Bucky still wakes up before the gun actually goes off, and he still wakes up feeling weirdly calm. He prefers this, he decides, over the dreams about killing people. Dreaming of being killed– that’s fine. Better, actually.
He sits up and he swings his legs over the side of the bed– he’d been taking advantage of the lack of nightmares and the suspicious ease with which he’s been sleeping, lately, because he’s kind of getting old and his body has started to hate him whenever he doesn’t sleep on an actual mattress– and when he stretches his back doesn’t ache or twinge or crack the way it does when he sleeps on the floor.
He yawns. He rubs at his eyes until splotches of color burst behind his eyelids, and then he opens them, and he waits for his vision to unblur, and–
He zeroes in on something moving on the windowsill with an instinctive and familiar efficiency.
It’s a slip of paper, folded up and trapped between the glass and the mesh screen, fluttering gently with the breeze. It’s from a notebook, ripped out, the kind that comes from one of those slender, flimsy little pocket-sized spiral ones you can get at the dollar store, the pages inside so thin they might as well be tissue paper.

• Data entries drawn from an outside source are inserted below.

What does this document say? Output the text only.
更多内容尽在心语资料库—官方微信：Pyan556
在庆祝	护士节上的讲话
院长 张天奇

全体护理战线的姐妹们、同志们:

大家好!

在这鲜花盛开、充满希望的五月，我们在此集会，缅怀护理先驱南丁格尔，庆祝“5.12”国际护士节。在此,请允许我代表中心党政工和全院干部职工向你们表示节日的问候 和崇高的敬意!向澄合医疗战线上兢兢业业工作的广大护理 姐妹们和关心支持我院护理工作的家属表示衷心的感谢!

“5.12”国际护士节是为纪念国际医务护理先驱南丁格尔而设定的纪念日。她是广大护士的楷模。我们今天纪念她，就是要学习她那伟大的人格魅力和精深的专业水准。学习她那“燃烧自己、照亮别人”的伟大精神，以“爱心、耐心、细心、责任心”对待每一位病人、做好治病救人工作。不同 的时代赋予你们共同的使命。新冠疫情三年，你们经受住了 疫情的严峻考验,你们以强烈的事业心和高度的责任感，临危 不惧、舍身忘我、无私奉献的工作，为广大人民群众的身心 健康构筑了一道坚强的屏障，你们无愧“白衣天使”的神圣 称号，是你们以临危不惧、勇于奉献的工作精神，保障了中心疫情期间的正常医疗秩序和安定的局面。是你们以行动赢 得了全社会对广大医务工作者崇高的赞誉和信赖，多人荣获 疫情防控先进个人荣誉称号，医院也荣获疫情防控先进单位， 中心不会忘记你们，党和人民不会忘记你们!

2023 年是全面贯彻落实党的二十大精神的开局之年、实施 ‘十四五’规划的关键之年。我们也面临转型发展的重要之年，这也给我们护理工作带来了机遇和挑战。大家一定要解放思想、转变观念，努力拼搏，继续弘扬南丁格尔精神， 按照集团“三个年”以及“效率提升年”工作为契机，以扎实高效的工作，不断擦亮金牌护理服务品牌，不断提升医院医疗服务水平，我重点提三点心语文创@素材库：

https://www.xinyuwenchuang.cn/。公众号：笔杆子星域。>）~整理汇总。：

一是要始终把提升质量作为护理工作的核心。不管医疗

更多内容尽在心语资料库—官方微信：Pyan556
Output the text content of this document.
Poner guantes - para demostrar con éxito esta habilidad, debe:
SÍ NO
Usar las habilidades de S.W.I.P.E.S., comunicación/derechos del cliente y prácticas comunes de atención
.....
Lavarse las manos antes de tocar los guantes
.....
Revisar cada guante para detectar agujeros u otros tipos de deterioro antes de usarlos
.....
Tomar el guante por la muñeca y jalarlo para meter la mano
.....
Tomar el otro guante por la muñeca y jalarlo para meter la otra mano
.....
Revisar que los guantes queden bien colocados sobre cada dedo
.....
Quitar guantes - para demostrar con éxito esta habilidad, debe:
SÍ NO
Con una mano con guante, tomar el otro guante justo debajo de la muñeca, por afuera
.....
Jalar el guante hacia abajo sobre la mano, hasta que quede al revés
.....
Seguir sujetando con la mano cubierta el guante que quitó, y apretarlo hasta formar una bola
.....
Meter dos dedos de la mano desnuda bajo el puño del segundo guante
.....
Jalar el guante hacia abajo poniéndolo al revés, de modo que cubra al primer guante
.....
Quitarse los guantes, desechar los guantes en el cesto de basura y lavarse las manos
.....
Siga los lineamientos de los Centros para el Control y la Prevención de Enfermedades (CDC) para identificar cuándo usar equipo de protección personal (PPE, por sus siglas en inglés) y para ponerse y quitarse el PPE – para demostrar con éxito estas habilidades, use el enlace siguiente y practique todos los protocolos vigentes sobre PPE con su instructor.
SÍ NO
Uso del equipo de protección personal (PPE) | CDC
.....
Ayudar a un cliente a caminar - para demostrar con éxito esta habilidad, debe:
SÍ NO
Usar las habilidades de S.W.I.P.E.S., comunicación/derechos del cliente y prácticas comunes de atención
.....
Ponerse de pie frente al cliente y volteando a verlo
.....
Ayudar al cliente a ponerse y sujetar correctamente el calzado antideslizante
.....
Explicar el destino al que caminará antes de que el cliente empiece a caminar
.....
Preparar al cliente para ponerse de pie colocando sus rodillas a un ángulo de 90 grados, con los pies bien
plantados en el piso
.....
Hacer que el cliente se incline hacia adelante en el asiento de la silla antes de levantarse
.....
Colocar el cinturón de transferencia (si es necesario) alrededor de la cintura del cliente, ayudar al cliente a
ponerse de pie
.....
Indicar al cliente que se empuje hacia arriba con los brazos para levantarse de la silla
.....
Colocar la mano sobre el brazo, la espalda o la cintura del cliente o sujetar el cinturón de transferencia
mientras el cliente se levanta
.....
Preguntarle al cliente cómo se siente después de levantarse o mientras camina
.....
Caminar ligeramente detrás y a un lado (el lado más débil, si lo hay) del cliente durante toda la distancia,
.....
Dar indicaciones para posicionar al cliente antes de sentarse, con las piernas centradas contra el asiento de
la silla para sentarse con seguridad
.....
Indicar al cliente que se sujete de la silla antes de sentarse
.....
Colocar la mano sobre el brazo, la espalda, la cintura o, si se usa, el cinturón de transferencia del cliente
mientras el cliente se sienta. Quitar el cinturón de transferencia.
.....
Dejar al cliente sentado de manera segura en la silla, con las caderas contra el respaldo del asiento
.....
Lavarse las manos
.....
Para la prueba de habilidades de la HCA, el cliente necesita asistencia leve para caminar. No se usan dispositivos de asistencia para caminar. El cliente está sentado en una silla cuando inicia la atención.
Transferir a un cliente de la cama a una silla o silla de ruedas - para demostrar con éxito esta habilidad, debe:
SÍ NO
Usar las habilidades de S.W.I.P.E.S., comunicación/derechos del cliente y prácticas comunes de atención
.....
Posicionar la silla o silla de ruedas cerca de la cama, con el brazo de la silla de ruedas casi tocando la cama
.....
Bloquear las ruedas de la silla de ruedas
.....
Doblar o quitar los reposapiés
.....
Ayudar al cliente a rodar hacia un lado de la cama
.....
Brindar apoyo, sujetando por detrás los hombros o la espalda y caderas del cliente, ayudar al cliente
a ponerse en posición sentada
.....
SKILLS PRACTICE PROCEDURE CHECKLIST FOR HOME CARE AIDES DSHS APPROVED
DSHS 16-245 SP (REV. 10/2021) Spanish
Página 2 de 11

On it, scrawled in shaky, uneven handwriting, is a name.
~
He has the dream a bunch more times after that, and it's mostly the same, and then it isn't.
Stepping through the door to his apartment, stepping into an open mouth; the lights are on, this time, but somehow the room is still dark, just these glittering shards of white on the ceiling that look like sharp, gleaming teeth. He can’t see her as he rounds the counter to the fridge, and though he tries to turn his head and look, the dream body won’t obey. Just opens the door, puts the beer inside– there’s stuff in the fridge, just splotches of color that could be anything– and then closes it again.
Gun to his head. The muzzle is touching his skin, this time, which is weird, and also stupid. You don’t touch people with the gun you’re pointing at them; that’s a really good way to get it taken from you. But it’s a dream, and even though he tries to turn and disarm her, his body stays still.
“Sorry,” she says, “I have to. I don’t have a choice.”
It’s okay. I know. It’s going to be okay. He’s had this dream a lot of times, now, and so he expects–
He says the name from the notebook paper. Her name. She’d given it to him, she’d wanted him to have it. 
Her finger tightens around the trigger all at once, and he doesn't wake up, this time, but the gun doesn’t go off, either. 
It clicks. Jammed. She opens her hand, and it drops, and then it disappears instead of hitting the floor, because– dreams.
“What do I do now,” she says. “I don’t know what I’m supposed to do.”
"It's okay,” he hears himself reply. "Just-- let me help you."